Arum hanya menyunggingkan senyuman getir. "Aku tahu aku terlalu naif bekerja di tempat ini."
"Nggak juga. Kamu hanya idealis dan ngga semua orang suka."
"Lebih banyak yang benci mungkin," lirih Arum seraya menundukkan kepala.
"Astaga, Arum Arum."Anto terpaksa meraih kedua bahu Arum dan membuat wanita itu berhadapan dengannya.
"Tegakkan wajahmu, Srikandi Muda. Dunia memang tak seindah kala masih di Taman Kanak-kanak. Tapi, seburuk apapun dunia kita semua masih diberi pilihan. Apakah kita akan selalu melihat dari sisi buruknya hingga rasanya tak ada setitik pun kebaikan yang tersisa? Atau ...."
"Membuat dunia lebih baik dengan senantiasa berharap jika itu pantas diperbaiki," sambung Arum dengan wajah mendongak menatap Anto.
"Nah, pinter. Udahlah, Rum. Jangan terlalu mikirin omongan orang, nanti waktumu habis. Kasihan tenaga juga mental kamu, kalau kamu masuk RSJ nggak akan ada yang mau bantuin juga."

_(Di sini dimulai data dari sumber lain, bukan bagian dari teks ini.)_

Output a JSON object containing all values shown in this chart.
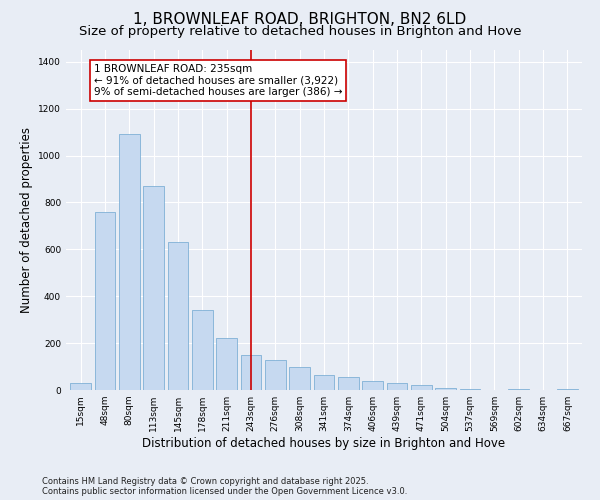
{
  "title": "1, BROWNLEAF ROAD, BRIGHTON, BN2 6LD",
  "subtitle": "Size of property relative to detached houses in Brighton and Hove",
  "xlabel": "Distribution of detached houses by size in Brighton and Hove",
  "ylabel": "Number of detached properties",
  "categories": [
    "15sqm",
    "48sqm",
    "80sqm",
    "113sqm",
    "145sqm",
    "178sqm",
    "211sqm",
    "243sqm",
    "276sqm",
    "308sqm",
    "341sqm",
    "374sqm",
    "406sqm",
    "439sqm",
    "471sqm",
    "504sqm",
    "537sqm",
    "569sqm",
    "602sqm",
    "634sqm",
    "667sqm"
  ],
  "values": [
    30,
    760,
    1090,
    870,
    630,
    340,
    220,
    150,
    130,
    100,
    65,
    55,
    40,
    30,
    20,
    10,
    5,
    0,
    5,
    0,
    5
  ],
  "bar_color": "#c6d9f0",
  "bar_edge_color": "#6ea6d0",
  "bar_width": 0.85,
  "vline_x": 7,
  "vline_color": "#cc0000",
  "annotation_text": "1 BROWNLEAF ROAD: 235sqm\n← 91% of detached houses are smaller (3,922)\n9% of semi-detached houses are larger (386) →",
  "annotation_box_color": "#ffffff",
  "annotation_box_edge": "#cc0000",
  "ylim": [
    0,
    1450
  ],
  "yticks": [
    0,
    200,
    400,
    600,
    800,
    1000,
    1200,
    1400
  ],
  "background_color": "#e8edf5",
  "footer_text": "Contains HM Land Registry data © Crown copyright and database right 2025.\nContains public sector information licensed under the Open Government Licence v3.0.",
  "title_fontsize": 11,
  "subtitle_fontsize": 9.5,
  "tick_fontsize": 6.5,
  "label_fontsize": 8.5,
  "annotation_fontsize": 7.5
}
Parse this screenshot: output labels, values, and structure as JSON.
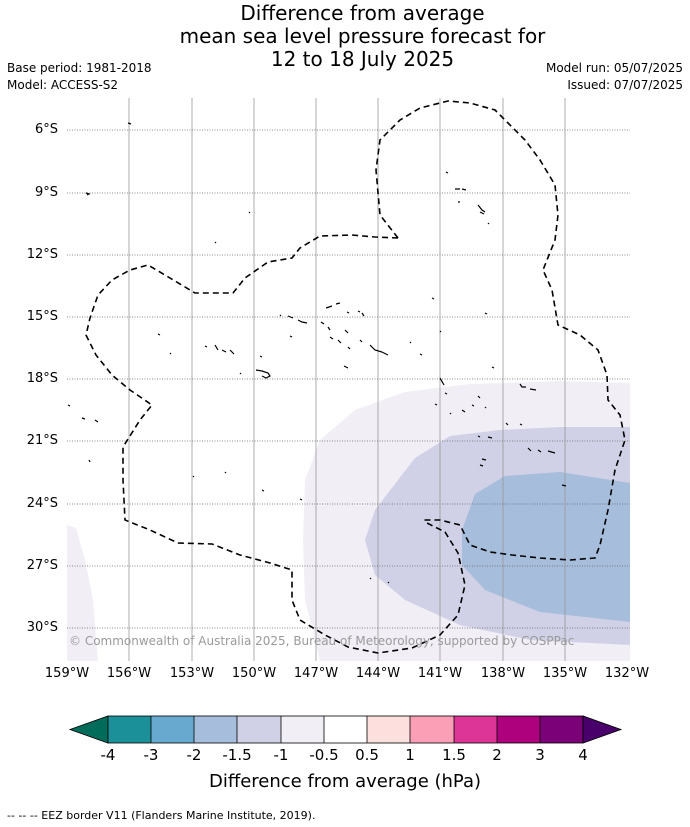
{
  "title": {
    "line1": "Difference from average",
    "line2": "mean sea level pressure forecast for",
    "line3": "12 to 18 July 2025"
  },
  "meta": {
    "base_period": "Base period: 1981-2018",
    "model": "Model: ACCESS-S2",
    "model_run": "Model run: 05/07/2025",
    "issued": "Issued: 07/07/2025"
  },
  "map": {
    "lat_labels": [
      "6°S",
      "9°S",
      "12°S",
      "15°S",
      "18°S",
      "21°S",
      "24°S",
      "27°S",
      "30°S"
    ],
    "lon_labels": [
      "159°W",
      "156°W",
      "153°W",
      "150°W",
      "147°W",
      "144°W",
      "141°W",
      "138°W",
      "135°W",
      "132°W"
    ],
    "copyright": "© Commonwealth of Australia 2025, Bureau of Meteorology, supported by COSPPac",
    "anomaly_colors": {
      "neg_0_5_to_neg_1": "#f1eef6",
      "neg_1_to_neg_1_5": "#d0d1e6",
      "neg_1_5_to_neg_2": "#a6bddb"
    }
  },
  "colorbar": {
    "title": "Difference from average (hPa)",
    "ticks": [
      "-4",
      "-3",
      "-2",
      "-1.5",
      "-1",
      "-0.5",
      "0.5",
      "1",
      "1.5",
      "2",
      "3",
      "4"
    ],
    "colors": [
      "#1c9099",
      "#67a9cf",
      "#a6bddb",
      "#d0d1e6",
      "#f1eef6",
      "#ffffff",
      "#fde0dd",
      "#fa9fb5",
      "#dd3497",
      "#ae017e",
      "#7a0177"
    ],
    "under_color": "#016c59",
    "over_color": "#49006a"
  },
  "footer": "--  --  -- EEZ border V11 (Flanders Marine Institute, 2019)."
}
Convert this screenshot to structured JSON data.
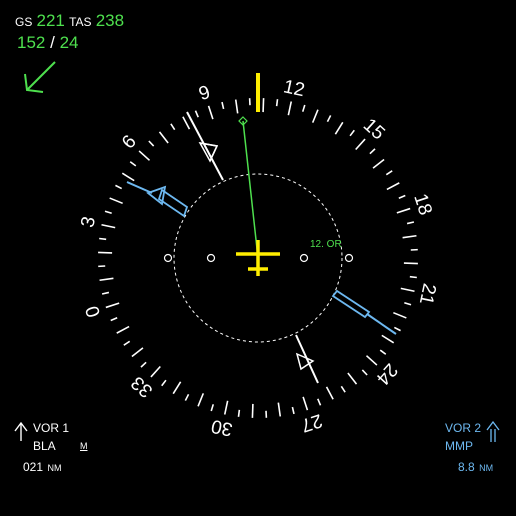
{
  "speeds": {
    "gs_label": "GS",
    "gs_value": "221",
    "tas_label": "TAS",
    "tas_value": "238"
  },
  "wind": {
    "direction": "152",
    "separator": "/",
    "speed": "24"
  },
  "compass": {
    "card_labels": [
      "9",
      "12",
      "15",
      "18",
      "21",
      "24",
      "27",
      "30",
      "33",
      "0",
      "3",
      "6"
    ],
    "dme_label": "12. OR"
  },
  "vor1": {
    "title": "VOR 1",
    "ident": "BLA",
    "mode": "M",
    "distance": "021",
    "unit": "NM"
  },
  "vor2": {
    "title": "VOR 2",
    "ident": "MMP",
    "distance": "8.8",
    "unit": "NM"
  },
  "icons": {
    "wind": "wind-arrow-icon",
    "aircraft": "aircraft-symbol-icon",
    "lubber": "lubber-line-icon",
    "vor1": "single-needle-pointer-icon",
    "vor2": "double-needle-pointer-icon"
  },
  "colors": {
    "text": "#ffffff",
    "green": "#4ee04e",
    "cyan": "#6db8f0",
    "yellow": "#ffee00",
    "background": "#000000"
  }
}
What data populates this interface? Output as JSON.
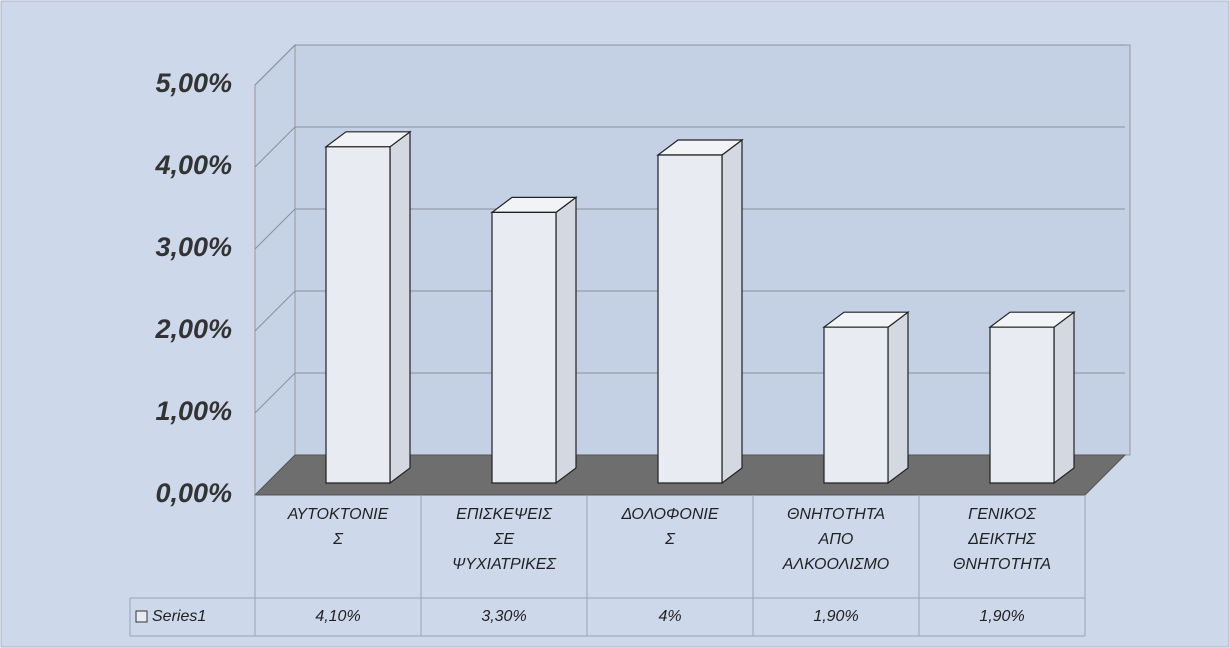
{
  "chart_data": {
    "type": "bar3d",
    "categories": [
      [
        "ΑΥΤΟΚΤΟΝΙΕ",
        "Σ"
      ],
      [
        "ΕΠΙΣΚΕΨΕΙΣ",
        "ΣΕ",
        "ΨΥΧΙΑΤΡΙΚΕΣ"
      ],
      [
        "ΔΟΛΟΦΟΝΙΕ",
        "Σ"
      ],
      [
        "ΘΝΗΤΟΤΗΤΑ",
        "ΑΠΟ",
        "ΑΛΚΟΟΛΙΣΜΟ"
      ],
      [
        "ΓΕΝΙΚΟΣ",
        "ΔΕΙΚΤΗΣ",
        "ΘΝΗΤΟΤΗΤΑ"
      ]
    ],
    "series": [
      {
        "name": "Series1",
        "color": "#e8ebf2",
        "values": [
          4.1,
          3.3,
          4,
          1.9,
          1.9
        ],
        "value_labels": [
          "4,10%",
          "3,30%",
          "4%",
          "1,90%",
          "1,90%"
        ]
      }
    ],
    "ylim": [
      0,
      5
    ],
    "yticks": [
      {
        "value": 0,
        "label": "0,00%"
      },
      {
        "value": 1,
        "label": "1,00%"
      },
      {
        "value": 2,
        "label": "2,00%"
      },
      {
        "value": 3,
        "label": "3,00%"
      },
      {
        "value": 4,
        "label": "4,00%"
      },
      {
        "value": 5,
        "label": "5,00%"
      }
    ],
    "grid": true,
    "data_table": true
  }
}
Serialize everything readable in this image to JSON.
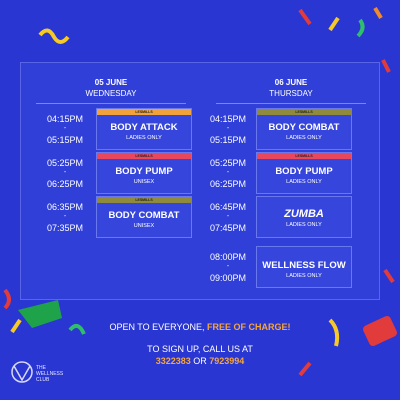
{
  "schedule": [
    {
      "date": "05 JUNE",
      "day": "WEDNESDAY",
      "classes": [
        {
          "start": "04:15PM",
          "end": "05:15PM",
          "tag": "LESMILLS",
          "color": "#f2a23a",
          "name": "BODY ATTACK",
          "note": "LADIES ONLY"
        },
        {
          "start": "05:25PM",
          "end": "06:25PM",
          "tag": "LESMILLS",
          "color": "#e8475c",
          "name": "BODY PUMP",
          "note": "UNISEX"
        },
        {
          "start": "06:35PM",
          "end": "07:35PM",
          "tag": "LESMILLS",
          "color": "#8f8a3c",
          "name": "BODY COMBAT",
          "note": "UNISEX"
        }
      ]
    },
    {
      "date": "06 JUNE",
      "day": "THURSDAY",
      "classes": [
        {
          "start": "04:15PM",
          "end": "05:15PM",
          "tag": "LESMILLS",
          "color": "#8f8a3c",
          "name": "BODY COMBAT",
          "note": "LADIES ONLY"
        },
        {
          "start": "05:25PM",
          "end": "06:25PM",
          "tag": "LESMILLS",
          "color": "#e8475c",
          "name": "BODY PUMP",
          "note": "LADIES ONLY"
        },
        {
          "start": "06:45PM",
          "end": "07:45PM",
          "name": "ZUMBA",
          "note": "LADIES ONLY"
        },
        {
          "start": "08:00PM",
          "end": "09:00PM",
          "name": "WELLNESS FLOW",
          "note": "LADIES ONLY"
        }
      ]
    }
  ],
  "footer": {
    "line1": "OPEN TO EVERYONE,",
    "highlight": "FREE OF CHARGE!",
    "line2": "TO SIGN UP, CALL US AT",
    "phone1": "3322383",
    "or": "OR",
    "phone2": "7923994"
  },
  "logo": {
    "line1": "THE",
    "line2": "WELLNESS",
    "line3": "CLUB"
  }
}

Senyum keduanya pun merekah tepat ketika rintik hujan mulai turun membasahi jalanan. Angin berhembus kencang seolah membawa badai yang sebentar lagi pasti akan sampai di sana. Jika tetap nekad pulang ke rumah, mereka pasti akan terguyur hujan lebat. Akhirnya, mereka memutuskan untuk tetap berada di kantor dan melanjutkan pekerjaan mereka.
"Kayaknya rekaman CCTV-nya udah muncul tuh di layar monitor," celetuk Anto kemudian.
"Iya, kita lanjut aja sambil nunggu hujan reda."
"Bener, sambil ngopi juga boleh."
***
"Birokrasi kadang terasa sangat kejam, bukan begitu?"